A complete list of Windows executables which sideload the "profapi.dll" and "version.dll" files, and can be abused for UAC bypass has been provided on his blog. 

Along the way, Gebert also discovered that Beukema's method had mentioned specific Windows executables, e.g. ,taskmgr.exe, which are only capable of sideloading x86 (32-bit) DLLs.

"I tried some of the files Wietze described like Taskmgr.exe. But I was only able to load a DLL successfully when using x86 DLL files," said Gebert.

"To get a working UAC bypass without using the files I had already tried I got these results. Please note that these files are usually located in "C:\Windows\WinSxS" but they will also work in "C:\Windows \System32" (mock folder)," he continued.

The takeaway

Gebert has mentioned numerous other examples on his blog describing how this UAC bypass technique can be abused, for example, to bypass Software Restriction Policies (SRP).

"Many vendors don't see a problem when UAC is involved.
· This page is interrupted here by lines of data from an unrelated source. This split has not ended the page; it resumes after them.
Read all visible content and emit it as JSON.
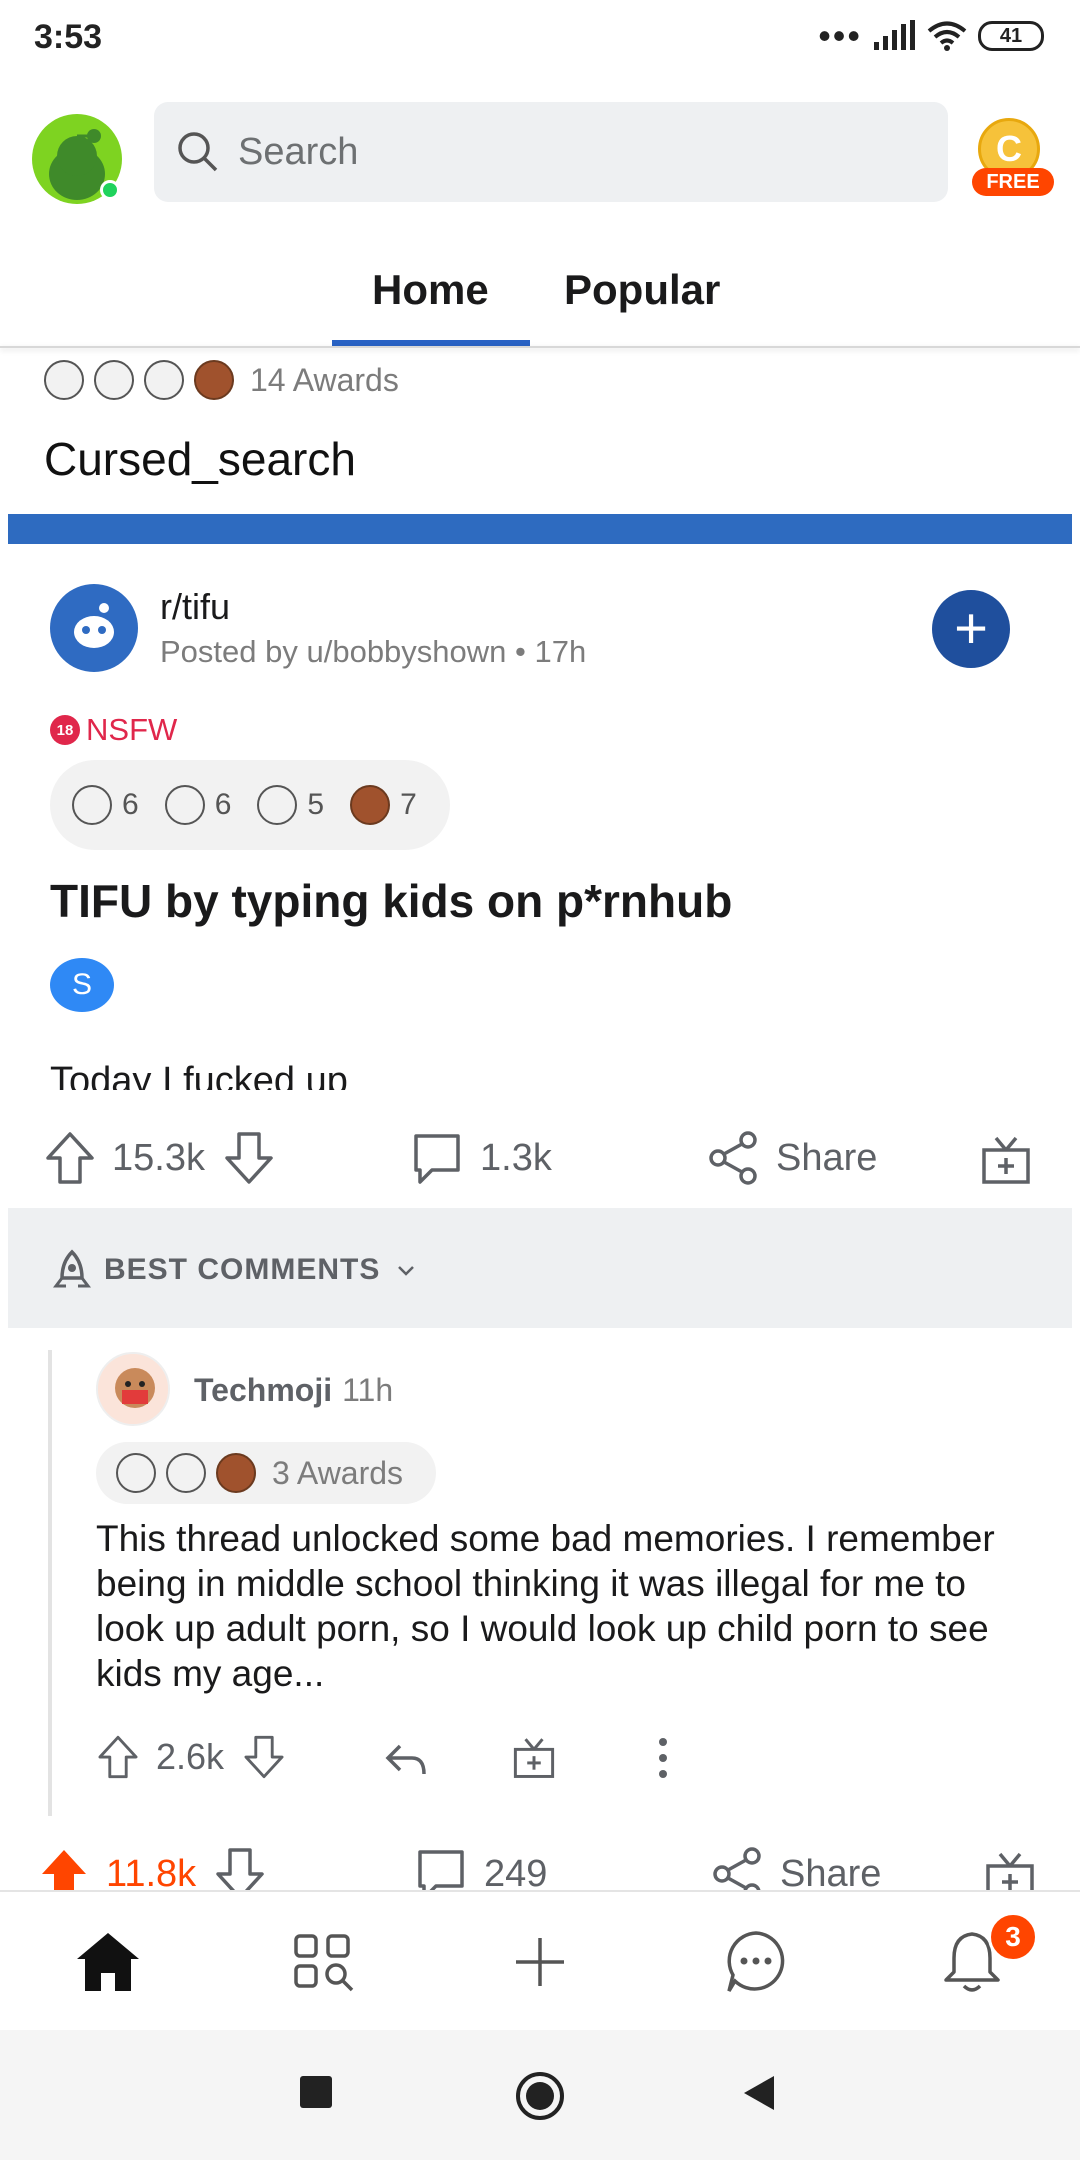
{
  "status_bar": {
    "time": "3:53",
    "battery": "41"
  },
  "header": {
    "search_placeholder": "Search",
    "coin_label": "FREE",
    "coin_symbol": "C"
  },
  "tabs": [
    {
      "label": "Home"
    },
    {
      "label": "Popular"
    }
  ],
  "previous_post": {
    "awards_text": "14 Awards",
    "title": "Cursed_search"
  },
  "post": {
    "subreddit": "r/tifu",
    "posted_by": "Posted by u/bobbyshown • 17h",
    "nsfw_label": "NSFW",
    "nsfw_badge": "18",
    "award_counts": [
      "6",
      "6",
      "5",
      "7"
    ],
    "title": "TIFU by typing kids on p*rnhub",
    "flair": "S",
    "body_preview": "Today I fucked up",
    "upvotes": "15.3k",
    "comments": "1.3k",
    "share_label": "Share"
  },
  "comments_section": {
    "sort_label": "BEST COMMENTS"
  },
  "comment": {
    "author": "Techmoji",
    "time": "11h",
    "awards_text": "3 Awards",
    "body": "This thread unlocked some bad memories. I remember being in middle school thinking it was illegal for me to look up adult porn, so I would look up child porn to see kids my age...",
    "upvotes": "2.6k"
  },
  "next_post": {
    "upvotes": "11.8k",
    "comments": "249",
    "share_label": "Share"
  },
  "bottom_nav": {
    "notification_count": "3"
  },
  "colors": {
    "accent": "#2962c4",
    "orange": "#ff4500",
    "nsfw": "#e0274b"
  }
}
But I [have shown] that this type of vulnerability affects all (non-enterprise) end-users. Malware can use a UAC bypass to run with the highest privileges incl. deactivation of Anti Virus products. With so many unpatched UAC bypass methods it is almost impossible for Anti Virus software to detect them all."

Gebert's straightforward mitigation advice to prevent UAC bypass attacks is setting UAC to "Always Notify." Doing so will always show the user UAC prompts before high-risk applications are executed.